There was lots of discussion on the sights, sounds and smells of the animation on the screen. In sharing their ideas Tim asked the children not to put their hands up as when they do this they do not listen to other’s suggestions. This is true as students are so keen to give their thoughts they don’t listen to what others have to say. In class this is evident when a child gives the same answer that has just been given. I liked the way in which Tim delved into every idea given, no matter how wild.
Tim discussed how we can show someone we are listening – open questions, affirmations’ body language, facial expressions. He pointed out, which I remember from his workshop last year, that on average teachers give 0.7 seconds for their students to respond to a question.
Further discussion about the images on the screen encouraged children to take the time to really look at the details, to compare (similes) and to continue each others’ ideas.
A great way to keep them listening was to ask if any of them had remembered his daughter’s name. Then Tim told them to be careful not to miss anything from his next explanation.

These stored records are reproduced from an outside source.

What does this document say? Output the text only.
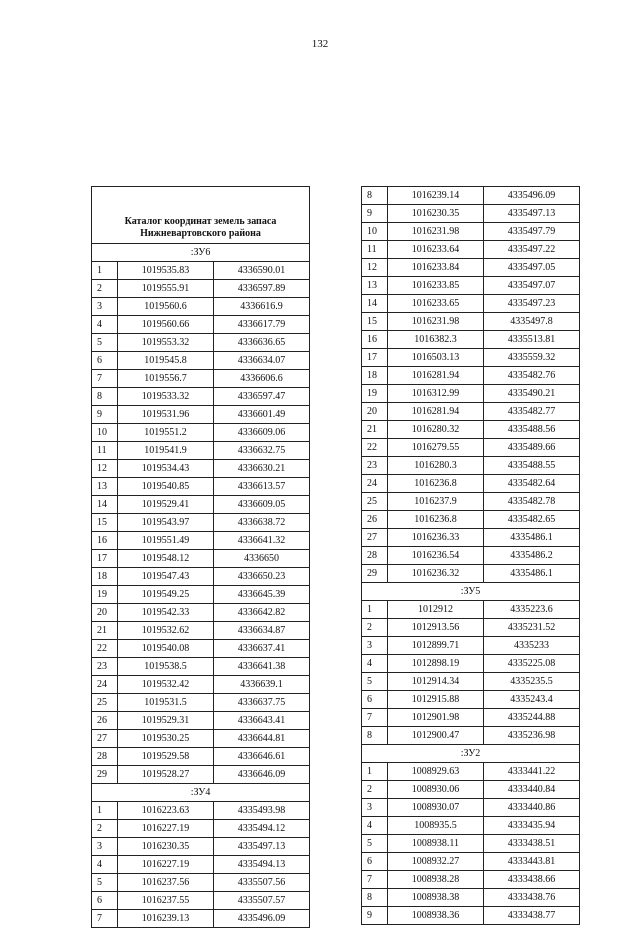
132
Каталог координат земель запаса Нижневартовского района		
:ЗУ6		
1	1019535.83	4336590.01
2	1019555.91	4336597.89
3	1019560.6	4336616.9
4	1019560.66	4336617.79
5	1019553.32	4336636.65
6	1019545.8	4336634.07
7	1019556.7	4336606.6
8	1019533.32	4336597.47
9	1019531.96	4336601.49
10	1019551.2	4336609.06
11	1019541.9	4336632.75
12	1019534.43	4336630.21
13	1019540.85	4336613.57
14	1019529.41	4336609.05
15	1019543.97	4336638.72
16	1019551.49	4336641.32
17	1019548.12	4336650
18	1019547.43	4336650.23
19	1019549.25	4336645.39
20	1019542.33	4336642.82
21	1019532.62	4336634.87
22	1019540.08	4336637.41
23	1019538.5	4336641.38
24	1019532.42	4336639.1
25	1019531.5	4336637.75
26	1019529.31	4336643.41
27	1019530.25	4336644.81
28	1019529.58	4336646.61
29	1019528.27	4336646.09
:ЗУ4		
1	1016223.63	4335493.98
2	1016227.19	4335494.12
3	1016230.35	4335497.13
4	1016227.19	4335494.13
5	1016237.56	4335507.56
6	1016237.55	4335507.57
7	1016239.13	4335496.09
8	1016239.14	4335496.09
9	1016230.35	4335497.13
10	1016231.98	4335497.79
11	1016233.64	4335497.22
12	1016233.84	4335497.05
13	1016233.85	4335497.07
14	1016233.65	4335497.23
15	1016231.98	4335497.8
16	1016382.3	4335513.81
17	1016503.13	4335559.32
18	1016281.94	4335482.76
19	1016312.99	4335490.21
20	1016281.94	4335482.77
21	1016280.32	4335488.56
22	1016279.55	4335489.66
23	1016280.3	4335488.55
24	1016236.8	4335482.64
25	1016237.9	4335482.78
26	1016236.8	4335482.65
27	1016236.33	4335486.1
28	1016236.54	4335486.2
29	1016236.32	4335486.1
:ЗУ5		
1	1012912	4335223.6
2	1012913.56	4335231.52
3	1012899.71	4335233
4	1012898.19	4335225.08
5	1012914.34	4335235.5
6	1012915.88	4335243.4
7	1012901.98	4335244.88
8	1012900.47	4335236.98
:ЗУ2		
1	1008929.63	4333441.22
2	1008930.06	4333440.84
3	1008930.07	4333440.86
4	1008935.5	4333435.94
5	1008938.11	4333438.51
6	1008932.27	4333443.81
7	1008938.28	4333438.66
8	1008938.38	4333438.76
9	1008938.36	4333438.77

I found myself listening even harder so as not to miss any small details.
A great way for the children to remember what Tim had taught them about similes and metaphors was for them to listen to an impromptu story and make different noises and actions when they heard either.
After a lot of excited discussion Tim encouraged them to write but gave them a sentence opener they could use and told them to use a simile or metaphor. Tim motivated the children and gave them a safe environment in which to take risks by telling them was no right or wrong description and more importantly that the spellings are not as important as the content. Spelling mistakes can be fixed later which is exactly what we teach them about the pre-writng, writing, editing and publishing process.
As 48 children sat almost in silence writing down their own descriptions which included wonderful metaphors and similes, a powerful sentence opener and conclusion to their paragraph it was clear of the writing potential every child has if we can tap into their imagination.
Tim challenged those children who usually let others read out their work to be brave and share their work. And they really did… with new found confidence!
Praise, encouragement and humour lead to almost all of the children wanting to do this.
A really successful strategy was to ask someone to read and then for anyone to carry on reading once they had finished (without being chosen). At first it was just the girls but with a little of encouragement the boys joined in as well. This was a fantastic idea and one I will definitely be taking back to the classroom. I also liked how Tim had chosen children secretly to be characters from the scene who then were ‘hot-seated.’